Swelling State Debt and “Pension Tidal Wave” May Engulf Economy

Friday, June 19, 2015
By Paul Martin

Mac Slavo
June 18th, 2015

The housing market and the student loan bubble are not the only financial bombs set to go off.

Pension liabilities swelled drastically over the decades since they were set up, as politicians conceded greater and greater benefits to workers, and passed off the burden on taxpayers.

Investing in risky stocks, and now derivatives, these pensions have become a millstone around the necks of dozens of socialized cities and states across the country – with locales like Detroit, New Jersey and California as the worst offenders.

Irresponsible funding by local authorities was compounded by pressure from unions for state and municipality workers, and now, according to the Washington Examiner, it is threatening to create a “tidal wave” that is not only creating bankruptcies and threatening to leave pensioners stranded, but could engulf the larger economic picture as well:

Over time, elected officials came to promise workers politically popular new benefits without setting aside the money to pay for them, declared “holidays” from contributions into pension systems and changed their own accounting systems midstream to make the systems seem better funded — all just ways of passing obligations on to future taxpayers. In the process, government pension systems became one of the chief vehicles that state and local politicians used to massage their budgets.
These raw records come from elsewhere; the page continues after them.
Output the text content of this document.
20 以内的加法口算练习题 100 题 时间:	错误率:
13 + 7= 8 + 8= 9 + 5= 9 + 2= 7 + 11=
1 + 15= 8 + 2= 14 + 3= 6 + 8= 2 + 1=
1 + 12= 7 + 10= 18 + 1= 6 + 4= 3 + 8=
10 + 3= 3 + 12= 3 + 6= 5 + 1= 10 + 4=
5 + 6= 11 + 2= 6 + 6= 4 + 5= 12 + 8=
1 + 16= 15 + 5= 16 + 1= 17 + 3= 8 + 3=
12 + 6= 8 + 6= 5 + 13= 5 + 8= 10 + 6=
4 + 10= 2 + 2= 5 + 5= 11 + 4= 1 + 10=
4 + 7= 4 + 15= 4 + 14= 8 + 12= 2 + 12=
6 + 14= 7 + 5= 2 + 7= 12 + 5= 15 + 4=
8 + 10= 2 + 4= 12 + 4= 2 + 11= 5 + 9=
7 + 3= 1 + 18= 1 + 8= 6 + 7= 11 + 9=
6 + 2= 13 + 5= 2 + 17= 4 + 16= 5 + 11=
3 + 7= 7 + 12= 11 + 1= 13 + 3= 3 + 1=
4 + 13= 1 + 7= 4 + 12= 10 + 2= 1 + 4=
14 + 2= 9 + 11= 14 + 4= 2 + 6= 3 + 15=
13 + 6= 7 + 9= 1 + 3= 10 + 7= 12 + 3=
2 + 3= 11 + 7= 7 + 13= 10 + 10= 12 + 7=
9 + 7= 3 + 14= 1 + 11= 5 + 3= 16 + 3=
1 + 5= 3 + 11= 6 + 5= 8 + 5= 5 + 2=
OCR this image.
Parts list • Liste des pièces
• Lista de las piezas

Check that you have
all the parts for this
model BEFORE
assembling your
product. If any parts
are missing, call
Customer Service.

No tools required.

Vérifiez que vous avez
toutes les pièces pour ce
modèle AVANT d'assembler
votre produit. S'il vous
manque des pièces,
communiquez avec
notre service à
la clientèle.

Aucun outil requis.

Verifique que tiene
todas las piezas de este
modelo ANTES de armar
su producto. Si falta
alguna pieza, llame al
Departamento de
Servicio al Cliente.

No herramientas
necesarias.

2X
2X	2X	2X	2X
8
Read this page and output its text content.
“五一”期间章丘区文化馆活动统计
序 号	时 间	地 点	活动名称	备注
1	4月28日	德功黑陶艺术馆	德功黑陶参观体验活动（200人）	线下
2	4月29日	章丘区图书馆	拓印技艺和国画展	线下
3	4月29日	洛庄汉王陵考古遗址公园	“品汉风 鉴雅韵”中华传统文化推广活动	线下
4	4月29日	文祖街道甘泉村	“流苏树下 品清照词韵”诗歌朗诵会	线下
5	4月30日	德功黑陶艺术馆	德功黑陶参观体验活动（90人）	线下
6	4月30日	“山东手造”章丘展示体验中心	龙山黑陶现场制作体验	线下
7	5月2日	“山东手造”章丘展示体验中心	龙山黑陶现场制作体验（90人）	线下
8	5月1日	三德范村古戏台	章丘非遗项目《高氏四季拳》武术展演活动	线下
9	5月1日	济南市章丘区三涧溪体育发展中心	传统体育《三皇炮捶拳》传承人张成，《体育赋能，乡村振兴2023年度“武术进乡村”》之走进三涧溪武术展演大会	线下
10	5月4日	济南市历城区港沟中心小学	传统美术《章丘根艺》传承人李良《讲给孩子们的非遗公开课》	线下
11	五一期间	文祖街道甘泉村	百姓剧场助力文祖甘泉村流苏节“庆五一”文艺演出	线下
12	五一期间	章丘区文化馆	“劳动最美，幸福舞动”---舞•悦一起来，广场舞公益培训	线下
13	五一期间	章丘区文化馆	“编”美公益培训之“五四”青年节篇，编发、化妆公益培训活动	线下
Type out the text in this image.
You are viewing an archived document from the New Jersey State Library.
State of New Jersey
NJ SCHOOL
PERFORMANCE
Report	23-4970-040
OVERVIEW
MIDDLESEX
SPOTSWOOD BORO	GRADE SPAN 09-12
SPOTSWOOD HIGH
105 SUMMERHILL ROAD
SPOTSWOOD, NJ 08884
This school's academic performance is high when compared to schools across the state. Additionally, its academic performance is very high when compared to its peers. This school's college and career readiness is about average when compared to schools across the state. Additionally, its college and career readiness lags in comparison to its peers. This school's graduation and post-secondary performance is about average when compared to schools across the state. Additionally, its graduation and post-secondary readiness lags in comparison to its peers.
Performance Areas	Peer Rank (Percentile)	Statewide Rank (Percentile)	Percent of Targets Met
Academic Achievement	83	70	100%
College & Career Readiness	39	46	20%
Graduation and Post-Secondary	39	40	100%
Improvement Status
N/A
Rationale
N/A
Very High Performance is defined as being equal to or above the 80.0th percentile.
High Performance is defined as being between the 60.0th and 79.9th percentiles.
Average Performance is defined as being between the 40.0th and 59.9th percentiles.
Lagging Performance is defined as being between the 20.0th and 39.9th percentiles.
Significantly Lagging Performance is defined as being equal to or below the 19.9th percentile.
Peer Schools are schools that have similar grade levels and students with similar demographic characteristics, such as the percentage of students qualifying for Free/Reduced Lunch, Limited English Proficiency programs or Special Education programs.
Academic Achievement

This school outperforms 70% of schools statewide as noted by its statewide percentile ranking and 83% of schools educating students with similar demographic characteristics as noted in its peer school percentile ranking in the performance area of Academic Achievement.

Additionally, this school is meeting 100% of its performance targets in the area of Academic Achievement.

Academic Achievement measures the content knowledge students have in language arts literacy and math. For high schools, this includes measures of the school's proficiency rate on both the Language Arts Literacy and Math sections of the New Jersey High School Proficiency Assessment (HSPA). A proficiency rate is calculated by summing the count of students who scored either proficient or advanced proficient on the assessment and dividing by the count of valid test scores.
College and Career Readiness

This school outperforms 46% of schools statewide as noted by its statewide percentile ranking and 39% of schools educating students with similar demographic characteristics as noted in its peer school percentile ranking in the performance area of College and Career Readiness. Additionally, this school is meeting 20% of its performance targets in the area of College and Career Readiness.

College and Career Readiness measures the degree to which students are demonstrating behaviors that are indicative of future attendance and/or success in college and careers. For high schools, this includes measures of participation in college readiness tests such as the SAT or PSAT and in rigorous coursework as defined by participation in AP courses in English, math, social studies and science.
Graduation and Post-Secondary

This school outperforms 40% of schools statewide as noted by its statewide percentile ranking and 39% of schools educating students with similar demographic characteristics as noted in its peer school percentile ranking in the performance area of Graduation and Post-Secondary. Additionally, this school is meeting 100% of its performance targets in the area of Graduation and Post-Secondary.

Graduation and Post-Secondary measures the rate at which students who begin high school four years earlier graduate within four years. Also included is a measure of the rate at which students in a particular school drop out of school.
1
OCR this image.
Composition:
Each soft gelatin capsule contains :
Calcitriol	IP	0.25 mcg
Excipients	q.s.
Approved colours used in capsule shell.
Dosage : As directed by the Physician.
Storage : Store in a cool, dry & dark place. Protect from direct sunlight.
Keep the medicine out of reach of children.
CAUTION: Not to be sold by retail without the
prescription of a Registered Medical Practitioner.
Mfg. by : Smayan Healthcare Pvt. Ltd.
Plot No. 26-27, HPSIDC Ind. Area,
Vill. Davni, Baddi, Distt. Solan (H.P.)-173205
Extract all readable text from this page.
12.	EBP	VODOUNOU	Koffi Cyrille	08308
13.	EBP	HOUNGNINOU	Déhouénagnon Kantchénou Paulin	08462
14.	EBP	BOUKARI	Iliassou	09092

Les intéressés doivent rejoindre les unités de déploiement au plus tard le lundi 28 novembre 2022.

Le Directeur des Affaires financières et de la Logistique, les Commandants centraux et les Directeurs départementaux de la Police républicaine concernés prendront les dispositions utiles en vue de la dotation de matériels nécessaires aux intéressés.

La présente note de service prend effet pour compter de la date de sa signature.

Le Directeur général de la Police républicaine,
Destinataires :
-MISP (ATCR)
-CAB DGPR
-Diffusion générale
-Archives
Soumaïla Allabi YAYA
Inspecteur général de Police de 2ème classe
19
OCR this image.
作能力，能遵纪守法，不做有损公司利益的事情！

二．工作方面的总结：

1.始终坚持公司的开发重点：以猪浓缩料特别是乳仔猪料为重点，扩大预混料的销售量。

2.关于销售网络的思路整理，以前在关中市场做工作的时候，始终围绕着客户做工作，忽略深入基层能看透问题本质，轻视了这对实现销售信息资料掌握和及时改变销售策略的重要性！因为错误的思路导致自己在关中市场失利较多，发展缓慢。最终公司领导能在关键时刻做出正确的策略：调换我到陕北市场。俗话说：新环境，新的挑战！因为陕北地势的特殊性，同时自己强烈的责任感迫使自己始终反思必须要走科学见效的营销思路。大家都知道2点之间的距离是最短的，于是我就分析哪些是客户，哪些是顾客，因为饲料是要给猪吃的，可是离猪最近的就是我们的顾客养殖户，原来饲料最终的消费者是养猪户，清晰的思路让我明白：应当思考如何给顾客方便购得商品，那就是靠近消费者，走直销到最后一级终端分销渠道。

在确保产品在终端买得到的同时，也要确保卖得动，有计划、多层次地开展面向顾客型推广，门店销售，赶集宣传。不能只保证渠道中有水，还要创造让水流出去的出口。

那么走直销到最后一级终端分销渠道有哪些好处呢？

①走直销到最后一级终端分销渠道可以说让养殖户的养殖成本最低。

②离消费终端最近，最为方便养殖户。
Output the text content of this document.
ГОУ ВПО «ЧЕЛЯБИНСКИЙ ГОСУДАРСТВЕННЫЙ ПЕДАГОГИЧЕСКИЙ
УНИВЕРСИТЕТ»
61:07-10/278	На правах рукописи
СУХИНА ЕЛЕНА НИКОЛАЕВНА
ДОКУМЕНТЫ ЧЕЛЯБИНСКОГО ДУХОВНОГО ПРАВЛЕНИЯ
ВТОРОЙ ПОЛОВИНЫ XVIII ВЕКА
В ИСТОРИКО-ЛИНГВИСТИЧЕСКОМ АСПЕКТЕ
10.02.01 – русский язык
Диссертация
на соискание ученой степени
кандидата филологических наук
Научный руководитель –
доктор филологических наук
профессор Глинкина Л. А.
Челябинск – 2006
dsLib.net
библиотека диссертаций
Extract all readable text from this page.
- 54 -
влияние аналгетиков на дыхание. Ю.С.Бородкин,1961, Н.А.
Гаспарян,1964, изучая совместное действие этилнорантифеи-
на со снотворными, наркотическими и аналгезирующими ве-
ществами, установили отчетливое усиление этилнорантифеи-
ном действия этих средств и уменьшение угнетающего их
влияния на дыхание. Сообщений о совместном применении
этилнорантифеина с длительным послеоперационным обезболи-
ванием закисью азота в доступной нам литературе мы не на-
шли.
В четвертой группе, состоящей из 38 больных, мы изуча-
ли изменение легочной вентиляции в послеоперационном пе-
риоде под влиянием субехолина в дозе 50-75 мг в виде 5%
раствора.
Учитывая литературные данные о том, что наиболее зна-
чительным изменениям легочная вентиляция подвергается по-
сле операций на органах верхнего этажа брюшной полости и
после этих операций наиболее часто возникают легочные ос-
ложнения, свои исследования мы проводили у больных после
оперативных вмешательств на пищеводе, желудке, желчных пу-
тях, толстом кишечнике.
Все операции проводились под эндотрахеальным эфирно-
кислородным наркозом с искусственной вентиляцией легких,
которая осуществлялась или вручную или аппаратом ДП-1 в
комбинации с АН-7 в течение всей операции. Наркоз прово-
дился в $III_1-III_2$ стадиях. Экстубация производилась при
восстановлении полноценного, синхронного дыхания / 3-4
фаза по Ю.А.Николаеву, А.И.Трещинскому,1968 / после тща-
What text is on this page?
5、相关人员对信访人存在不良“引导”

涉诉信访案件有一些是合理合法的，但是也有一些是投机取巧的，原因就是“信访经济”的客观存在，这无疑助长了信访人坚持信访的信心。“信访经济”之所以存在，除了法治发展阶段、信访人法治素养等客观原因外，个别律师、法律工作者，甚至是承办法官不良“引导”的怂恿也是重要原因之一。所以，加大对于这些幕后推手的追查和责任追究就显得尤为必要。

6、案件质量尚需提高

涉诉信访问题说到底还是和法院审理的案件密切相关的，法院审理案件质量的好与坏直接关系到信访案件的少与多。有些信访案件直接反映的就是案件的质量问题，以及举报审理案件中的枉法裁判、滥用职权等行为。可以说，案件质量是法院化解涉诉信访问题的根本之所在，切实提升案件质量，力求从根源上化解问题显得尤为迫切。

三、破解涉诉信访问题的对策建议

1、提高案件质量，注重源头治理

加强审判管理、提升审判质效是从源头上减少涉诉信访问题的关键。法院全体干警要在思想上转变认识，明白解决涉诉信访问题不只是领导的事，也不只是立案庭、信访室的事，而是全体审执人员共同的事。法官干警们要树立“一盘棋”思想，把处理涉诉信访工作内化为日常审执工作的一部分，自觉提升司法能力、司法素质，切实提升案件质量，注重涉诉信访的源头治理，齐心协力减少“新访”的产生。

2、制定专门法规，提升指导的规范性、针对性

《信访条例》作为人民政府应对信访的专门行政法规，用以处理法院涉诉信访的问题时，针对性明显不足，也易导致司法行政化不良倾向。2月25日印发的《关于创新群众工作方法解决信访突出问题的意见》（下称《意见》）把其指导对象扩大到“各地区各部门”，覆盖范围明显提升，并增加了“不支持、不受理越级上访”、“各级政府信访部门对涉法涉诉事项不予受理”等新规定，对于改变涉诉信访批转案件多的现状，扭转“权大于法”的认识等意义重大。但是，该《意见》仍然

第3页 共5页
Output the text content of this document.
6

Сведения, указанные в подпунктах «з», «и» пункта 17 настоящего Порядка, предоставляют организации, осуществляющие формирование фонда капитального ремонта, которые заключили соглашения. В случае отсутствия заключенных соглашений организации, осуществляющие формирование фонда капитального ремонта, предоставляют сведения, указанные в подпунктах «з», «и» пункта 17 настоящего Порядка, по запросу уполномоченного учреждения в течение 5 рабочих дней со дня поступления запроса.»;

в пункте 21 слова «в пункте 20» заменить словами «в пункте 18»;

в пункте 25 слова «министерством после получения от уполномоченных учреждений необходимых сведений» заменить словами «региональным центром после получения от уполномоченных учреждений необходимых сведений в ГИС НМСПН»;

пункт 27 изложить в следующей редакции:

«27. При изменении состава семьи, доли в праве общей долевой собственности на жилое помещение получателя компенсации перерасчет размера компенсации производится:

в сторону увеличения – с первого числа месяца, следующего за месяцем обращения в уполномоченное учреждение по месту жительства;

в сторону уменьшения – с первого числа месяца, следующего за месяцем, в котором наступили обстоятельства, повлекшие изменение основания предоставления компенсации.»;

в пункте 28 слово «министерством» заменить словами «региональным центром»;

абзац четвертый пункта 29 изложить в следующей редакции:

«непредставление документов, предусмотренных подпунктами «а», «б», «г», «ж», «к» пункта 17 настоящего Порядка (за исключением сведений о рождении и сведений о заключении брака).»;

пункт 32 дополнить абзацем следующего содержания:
Years of gimmicks and politically motivated benefit increases for government workers have left America’s states and municipalities with pension funds that are short at least $1.5 trillion — and possibly as much as $4 trillion if the investment returns of these funds don’t live up to expectations in coming years.

Retirement debt has even played a crucial role in high-profile government bankruptcies — including in Detroit; Stockton, California; and Central Falls, Rhode Island. Fixing the problem is proving expensive, and it won’t happen quickly in places with the worst debt.

Now we face the consequences. Our elected representatives played a deceptive game of chicken with pension funds. And now the chickens have come home to roost.